Wednesday, 14 September 2011

Sick Travellers at Dale Farm offered legal pitches next to unauthorised site | UK news |

Ill and vulnerable Travellers from Dale Farm will be allowed to move to legal pitches next to the Essex site in a surprise attempt to defuse next week's controversial eviction.

Owners of legal Traveller pitches next to the unauthorised site, on a former scrapyard close to Basildon, have given permission for Dale Farm residents to live temporarily on their land.

In a letter seen by the Guardian, Basildon council said it would not object to families moving on to the legal site.

"It would appear that your proposal has considerable prospects of success," Dawn French, the head of corporate services at the council, wrote to a resident who owns much of the legal site and offered to broker a peaceful solution to the eviction.

Basildon council signalled that it would not interfere with any agreement between residents of the legal site and Dale Farm residents.

There are 34 pitches on the legal site, on a field immediately adjacent to Dale Farm. One touring caravan and one mobile home is allowed on each pitch. The legal site could house the most vulnerable of the 86 families on Dale Farm, who will be made homeless when bailiffs arrive for the £18m eviction on Monday.

The authorities' acceptance of the Travellers' plan has come with Basildon council under increasing pressure from the UN and other human rights monitors and agencies.

Members of the UN habitat advisory group on forced evictions are visiting Dale Farm on Wednesday.

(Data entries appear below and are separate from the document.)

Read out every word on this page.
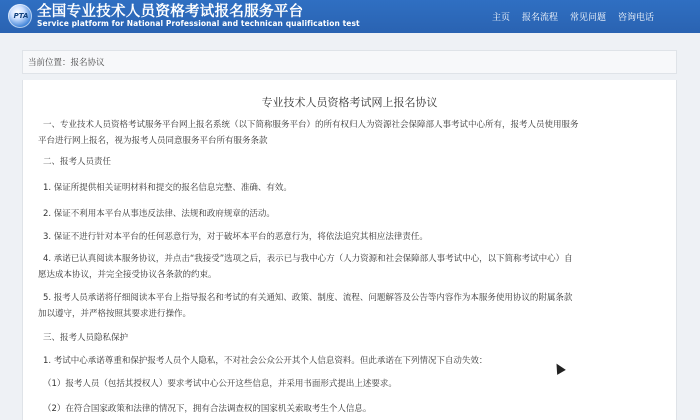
PTA 全国专业技术人员资格考试报名服务平台
Service platform for National Professional and technican qualification test
主页 报名流程 常见问题 咨询电话
当前位置：报名协议
专业技术人员资格考试网上报名协议
一、专业技术人员资格考试服务平台网上报名系统（以下简称服务平台）的所有权归人为资源社会保障部人事考试中心所有，报考人员使用服务
平台进行网上报名，视为报考人员同意服务平台所有服务条款
二、报考人员责任
1. 保证所提供相关证明材料和提交的报名信息完整、准确、有效。
2. 保证不利用本平台从事违反法律、法规和政府规章的活动。
3. 保证不进行针对本平台的任何恶意行为，对于破坏本平台的恶意行为，将依法追究其相应法律责任。
4. 承诺已认真阅读本服务协议，并点击“我接受”选项之后，表示已与我中心方（人力资源和社会保障部人事考试中心，以下简称考试中心）自
愿达成本协议，并完全接受协议各条款的约束。
5. 报考人员承诺将仔细阅读本平台上指导报名和考试的有关通知、政策、制度、流程、问题解答及公告等内容作为本服务使用协议的附属条款
加以遵守，并严格按照其要求进行操作。
三、报考人员隐私保护
1. 考试中心承诺尊重和保护报考人员个人隐私，不对社会公众公开其个人信息资料。但此承诺在下列情况下自动失效：
（1）报考人员（包括其授权人）要求考试中心公开这些信息，并采用书面形式提出上述要求。
（2）在符合国家政策和法律的情况下，拥有合法调查权的国家机关索取考生个人信息。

Prof Yves Cabannes, the chair of the mission and a planning specialist from University College London, told Radio 4's Today programme that Basildon council was infringing international human rights in three areas – the right of ethnic minorities to be protected, the right to adequate housing and the right to be protected from forced evictions.

An eviction headquarters and a temporary road to the site is being constructed by private contractors to facilitate next week's eviction of the largest unauthorised Travellers' site in Britain, where Travellers have lived on land they own for the last 10 years.

While the high court recently ruled that no human rights had been infringed during the lengthy dispute over the site, Travellers are planning to lodge another last-minute appeal, citing the declining health of elderly and sick residents on the site.